L'enseignant pourra alors tirer la conclusion de ces quelques remarques en proposant aux participants l'interprétation suivante:
Ce qui intéresse sans doute Keaton dans cet événement historique dramatique, c'est de pouvoir faire intervenir un personnage de clown, un clown qui ne sourit jamais mais qui contraste avec le sérieux des autres personnages. Face à l'héroïsme de cette période, Keaton propose un anti-héros qui agit non pas par patriotisme mais par amour, un personnage qui est même méprisé par les autres hommes mais qui se révélera finalement plus héroïque et plus débrouillard qu'eux.

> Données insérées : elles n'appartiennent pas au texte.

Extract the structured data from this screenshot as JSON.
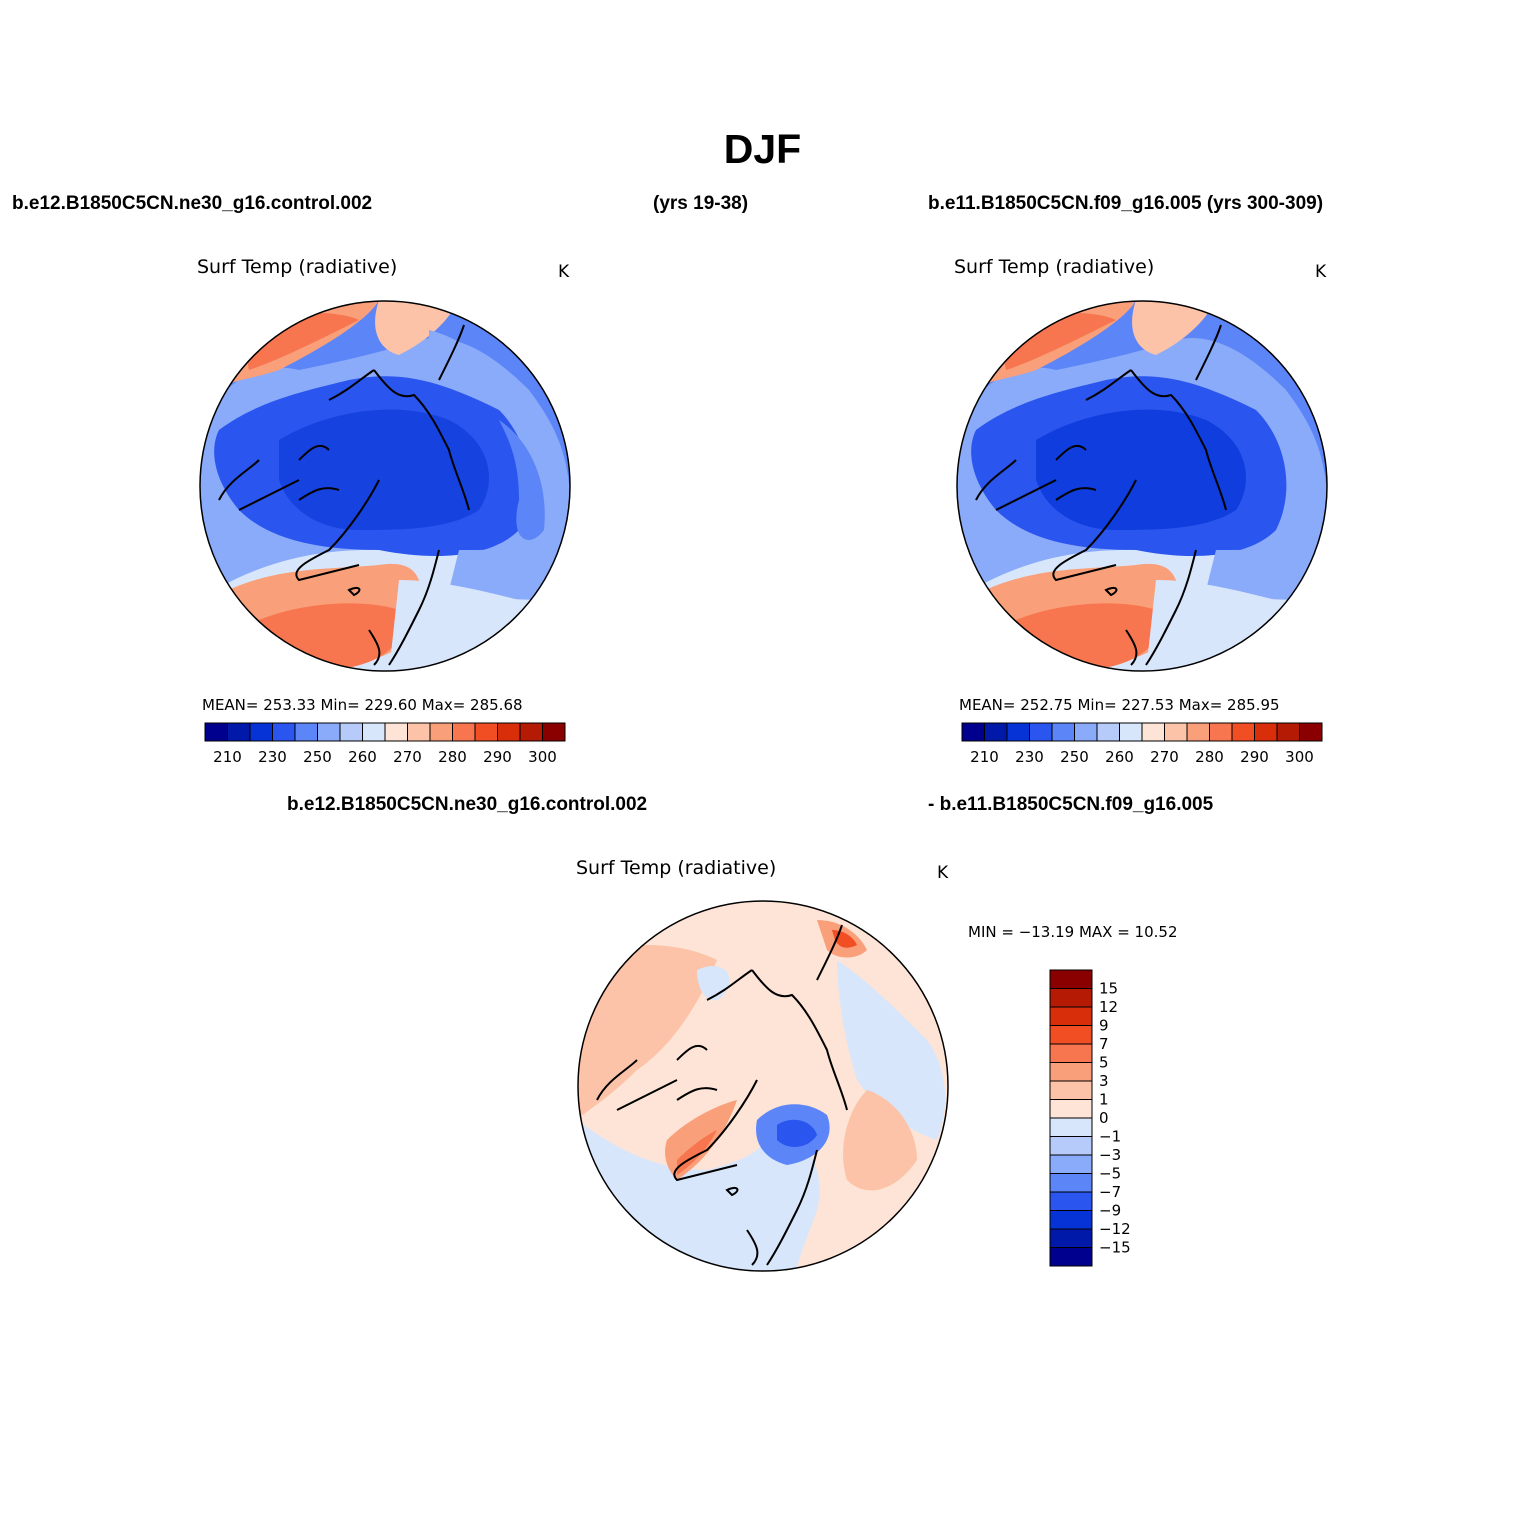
{
  "page": {
    "title": "DJF",
    "header_left": "b.e12.B1850C5CN.ne30_g16.control.002",
    "header_mid": "(yrs 19-38)",
    "header_right": "b.e11.B1850C5CN.f09_g16.005 (yrs 300-309)",
    "diff_left": "b.e12.B1850C5CN.ne30_g16.control.002",
    "diff_right": "- b.e11.B1850C5CN.f09_g16.005"
  },
  "panels": [
    {
      "variable": "Surf Temp (radiative)",
      "units": "K",
      "stats_text": "MEAN= 253.33   Min= 229.60   Max= 285.68",
      "mean": 253.33,
      "min": 229.6,
      "max": 285.68
    },
    {
      "variable": "Surf Temp (radiative)",
      "units": "K",
      "stats_text": "MEAN= 252.75   Min= 227.53   Max= 285.95",
      "mean": 252.75,
      "min": 227.53,
      "max": 285.95
    }
  ],
  "diff_panel": {
    "variable": "Surf Temp (radiative)",
    "units": "K",
    "stats_text": "MIN = −13.19 MAX =  10.52",
    "min": -13.19,
    "max": 10.52
  },
  "colorbar_main": {
    "colors": [
      "#00008f",
      "#0019a8",
      "#0533d6",
      "#2a55ee",
      "#5c85f7",
      "#8aaafa",
      "#b6cbf9",
      "#d8e6fb",
      "#fde4d6",
      "#fcc3a8",
      "#f99f7a",
      "#f7764f",
      "#f24e24",
      "#d92e0a",
      "#b51a04",
      "#8a0000"
    ],
    "tick_labels": [
      "210",
      "230",
      "250",
      "260",
      "270",
      "280",
      "290",
      "300"
    ]
  },
  "colorbar_diff": {
    "colors": [
      "#8a0000",
      "#b51a04",
      "#d92e0a",
      "#f24e24",
      "#f7764f",
      "#f99f7a",
      "#fcc3a8",
      "#fde4d6",
      "#d8e6fb",
      "#b6cbf9",
      "#8aaafa",
      "#5c85f7",
      "#2a55ee",
      "#0533d6",
      "#0019a8",
      "#00008f"
    ],
    "tick_labels": [
      "15",
      "12",
      "9",
      "7",
      "5",
      "3",
      "1",
      "0",
      "−1",
      "−3",
      "−5",
      "−7",
      "−9",
      "−12",
      "−15"
    ]
  }
}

On retiendra donc de cette première analyse essentiellement les termes de contraste et de anti-héros, deux concepts qui trouveront bien sûr à s'appliquer à beaucoup d'autres films. Ce qu'on peut résumer ainsi:
L'histoire | Le personnage de Johnnie Gray |
---|---|
Une époque dramatique Des personnes héroïques Un climat sérieux Des enjeux essentiels: la guerre, la mort, la bravoure, la survie de la patrie Un combat collectif (Sudistes contre Nordistes) |
Un personnage qui fait rire, qui agit par amour, qui en fait «trop» (trop audacieux, trop volontaire...) qui agit le plus souvent seul, qui est méprisé par les autres hommes (jusqu'à son triomphe final) |
Le film s'appelle le Mécano de la General, et un intertitre précise en outre que Johnnie Gray n'avait que deux amours dans sa vie Annabelle et... sa locomotive! Celle-ci joue donc un rôle essentiel dans le film comme d'ailleurs dans l'histoire authentique.

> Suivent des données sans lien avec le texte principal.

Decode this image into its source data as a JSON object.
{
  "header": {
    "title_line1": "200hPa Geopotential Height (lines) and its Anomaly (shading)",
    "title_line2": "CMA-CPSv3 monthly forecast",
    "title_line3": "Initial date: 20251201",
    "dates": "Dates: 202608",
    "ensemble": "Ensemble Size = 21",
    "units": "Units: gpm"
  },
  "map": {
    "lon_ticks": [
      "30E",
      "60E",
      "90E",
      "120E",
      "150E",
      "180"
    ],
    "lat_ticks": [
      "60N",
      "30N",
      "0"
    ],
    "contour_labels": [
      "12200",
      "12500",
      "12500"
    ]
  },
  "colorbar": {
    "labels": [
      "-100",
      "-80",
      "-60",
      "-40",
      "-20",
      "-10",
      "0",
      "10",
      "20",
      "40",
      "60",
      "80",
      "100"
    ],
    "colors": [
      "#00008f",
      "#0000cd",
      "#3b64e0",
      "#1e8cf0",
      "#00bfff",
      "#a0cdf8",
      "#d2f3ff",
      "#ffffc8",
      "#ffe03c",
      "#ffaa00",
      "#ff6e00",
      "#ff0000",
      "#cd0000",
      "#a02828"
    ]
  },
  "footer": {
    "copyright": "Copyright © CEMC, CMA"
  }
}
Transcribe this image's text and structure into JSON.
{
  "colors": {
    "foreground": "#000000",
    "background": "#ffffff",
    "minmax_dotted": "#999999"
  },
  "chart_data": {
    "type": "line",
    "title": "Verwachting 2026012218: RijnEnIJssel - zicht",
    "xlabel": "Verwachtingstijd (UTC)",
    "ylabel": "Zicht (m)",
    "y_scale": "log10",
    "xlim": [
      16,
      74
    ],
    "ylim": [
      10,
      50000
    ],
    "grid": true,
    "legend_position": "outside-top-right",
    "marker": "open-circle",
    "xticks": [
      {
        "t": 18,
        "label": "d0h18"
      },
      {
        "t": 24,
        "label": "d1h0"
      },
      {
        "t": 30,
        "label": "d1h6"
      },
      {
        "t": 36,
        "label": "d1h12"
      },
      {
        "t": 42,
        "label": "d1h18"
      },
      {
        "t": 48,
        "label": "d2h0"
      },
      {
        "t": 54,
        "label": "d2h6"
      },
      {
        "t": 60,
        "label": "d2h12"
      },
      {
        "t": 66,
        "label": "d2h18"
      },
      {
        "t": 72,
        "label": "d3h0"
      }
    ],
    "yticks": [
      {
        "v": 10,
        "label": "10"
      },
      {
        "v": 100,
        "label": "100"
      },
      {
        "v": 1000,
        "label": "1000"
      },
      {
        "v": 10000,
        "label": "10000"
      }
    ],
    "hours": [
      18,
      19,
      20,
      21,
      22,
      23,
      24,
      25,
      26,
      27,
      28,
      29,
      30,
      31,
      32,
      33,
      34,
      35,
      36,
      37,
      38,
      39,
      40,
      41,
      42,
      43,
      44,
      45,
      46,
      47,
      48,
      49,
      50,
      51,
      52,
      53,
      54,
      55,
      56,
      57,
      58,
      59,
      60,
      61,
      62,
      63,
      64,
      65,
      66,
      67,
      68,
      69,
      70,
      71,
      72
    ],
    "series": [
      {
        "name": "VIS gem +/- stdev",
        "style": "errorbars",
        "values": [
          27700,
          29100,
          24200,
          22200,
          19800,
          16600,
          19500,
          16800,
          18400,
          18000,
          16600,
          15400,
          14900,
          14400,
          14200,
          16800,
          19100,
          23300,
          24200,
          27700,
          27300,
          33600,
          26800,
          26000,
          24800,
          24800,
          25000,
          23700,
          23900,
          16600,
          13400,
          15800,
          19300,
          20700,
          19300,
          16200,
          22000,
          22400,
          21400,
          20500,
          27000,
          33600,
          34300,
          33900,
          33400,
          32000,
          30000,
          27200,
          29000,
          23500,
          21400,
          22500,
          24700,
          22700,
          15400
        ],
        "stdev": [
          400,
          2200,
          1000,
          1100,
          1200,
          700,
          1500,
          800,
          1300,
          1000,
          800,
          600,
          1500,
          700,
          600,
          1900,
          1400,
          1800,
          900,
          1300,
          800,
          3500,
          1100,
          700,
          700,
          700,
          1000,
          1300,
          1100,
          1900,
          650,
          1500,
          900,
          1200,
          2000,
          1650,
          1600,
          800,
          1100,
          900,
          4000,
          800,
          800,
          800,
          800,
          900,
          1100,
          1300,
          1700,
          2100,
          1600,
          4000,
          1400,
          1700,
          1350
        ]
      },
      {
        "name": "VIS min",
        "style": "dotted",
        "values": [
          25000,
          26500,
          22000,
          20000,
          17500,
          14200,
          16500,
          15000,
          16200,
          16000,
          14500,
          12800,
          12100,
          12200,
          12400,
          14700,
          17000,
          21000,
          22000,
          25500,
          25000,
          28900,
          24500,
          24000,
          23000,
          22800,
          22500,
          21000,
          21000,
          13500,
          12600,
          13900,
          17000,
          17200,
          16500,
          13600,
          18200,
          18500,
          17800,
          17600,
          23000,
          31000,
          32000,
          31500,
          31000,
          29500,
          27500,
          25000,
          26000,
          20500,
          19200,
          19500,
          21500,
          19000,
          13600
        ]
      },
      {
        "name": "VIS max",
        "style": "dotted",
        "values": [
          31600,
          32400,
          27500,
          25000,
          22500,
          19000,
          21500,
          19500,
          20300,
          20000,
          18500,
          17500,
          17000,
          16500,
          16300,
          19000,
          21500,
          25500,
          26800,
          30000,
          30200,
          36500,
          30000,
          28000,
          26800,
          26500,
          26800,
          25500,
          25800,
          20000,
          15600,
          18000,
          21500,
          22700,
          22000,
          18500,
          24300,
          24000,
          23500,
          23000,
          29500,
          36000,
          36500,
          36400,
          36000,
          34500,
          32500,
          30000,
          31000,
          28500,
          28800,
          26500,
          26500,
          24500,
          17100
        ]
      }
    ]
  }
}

Mais ici aussi, quelques questions suffisent à apercevoir le rôle très particulier que le cinéaste Buster Keaton fait jouer à cette machine:
Ici aussi, l'enseignant pourra faire quelques remarques. La machine sert à Keaton de partenaire principal[1] comme si elle était un vrai personnage: elle est à la fois énorme, puissante, en mouvement et sans conscience; elle ne pense évidemment pas mais elle se met facilement en mouvement un peu comme un être vivant qui n'obéit qu'imparfaitement au mécano... C'est donc le contraste entre le personnage et la machine (ou plus exactement les machines), qui permet la fabrication de nombreux gags. Il utilise en particulier la capacité des machines — une fois qu'elles ont été mises en marche — à fonctionner toutes seules sans intervention humaine. Dans le Mécano de la General, l'homme, Johnnie Gray n'est pas tout à fait maître de la machine.
[1] mais pas unique: dans la séquence de l’enrôlement, il utilise comme partenaires de ses gags les autres personnages, pleins de sérieux et de gravité.